3. análise semi-quantitativa para valores positivos de AMG de imagens histológicas

Nota: AMG valor positivo significa que a porcentagem de área com sinais positivos de AMG.

  1. Use o software de análise de imagem (ImageJ) para analisar as imagens histológicas.
  2. Abra a imagem histológica pressionando arquivo | Aberto.
  3. Dividir a imagem escolhida em três canais de cores (vermelho, azul e verde) pressionando imagem | Tipo | Pilha RGB.
  4. Quantificar os sinais positivos de AMG usando o canal azul. Sinais positivos falsos nucleares estão geralmente diminuídos sob o canal azul quando mancha de hematoxilina é aplicada para nuclear corante de contraste (Figura 2).
  5. Medir a porcentagem da área com sinais positivos de AMG em cada imagem histológica com a ferramenta de limiar (imagem | Ajustar | Limiar de).
  6. Ajuste manualmente o valor limite do limiar para cada imagem histológica (de 90 a 110) baseado-se as presenças de falsas positivas áreas nos núcleos e/ou glóbulos vermelhos.
    Nota: no padrão de configuração, os sinais positivos de AMG devem ser destacados em vermelho.
  7. Imprensa analisar | Definir medidase marque a caixa de Fração de área para especificar que a fração de área é gravada.
  8. Imprensa analisar | Medida.
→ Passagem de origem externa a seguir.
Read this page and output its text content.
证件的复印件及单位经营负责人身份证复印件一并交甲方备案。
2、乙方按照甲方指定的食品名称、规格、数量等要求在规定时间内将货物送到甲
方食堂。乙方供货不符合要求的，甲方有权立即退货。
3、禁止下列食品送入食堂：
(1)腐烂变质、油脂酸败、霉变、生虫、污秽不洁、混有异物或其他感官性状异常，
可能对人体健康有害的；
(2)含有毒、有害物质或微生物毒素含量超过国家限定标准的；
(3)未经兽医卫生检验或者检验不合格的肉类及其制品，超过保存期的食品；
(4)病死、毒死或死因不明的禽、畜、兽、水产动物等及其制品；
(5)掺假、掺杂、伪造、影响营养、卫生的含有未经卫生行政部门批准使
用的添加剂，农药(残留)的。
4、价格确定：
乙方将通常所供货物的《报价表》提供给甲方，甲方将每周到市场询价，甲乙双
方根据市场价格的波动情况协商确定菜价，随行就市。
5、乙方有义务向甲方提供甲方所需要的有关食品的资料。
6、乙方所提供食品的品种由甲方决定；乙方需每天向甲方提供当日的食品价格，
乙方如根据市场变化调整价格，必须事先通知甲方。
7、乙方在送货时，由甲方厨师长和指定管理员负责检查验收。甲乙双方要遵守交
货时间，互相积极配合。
A área por cento positiva de cada imagem histológica é exibida na coluna de % área da janela de resultado .
  9. Média, as áreas por cento positivas de 10 imagens histológicas de cada seção de tecido e definir o resultado como o valor positivo da AMG para cada seção de tecido.

figure-protocol-9984
Figura 2: A presença de nucleares sinais positivos falsos sob canais de cores diferentes (corante de contraste: mancha de hematoxilina). Representante nucleares sinais positivos falsos são indicados por setas amarelas. PPA = porcentagem positiva das áreas. Clique aqui para ver uma versão maior desta figura.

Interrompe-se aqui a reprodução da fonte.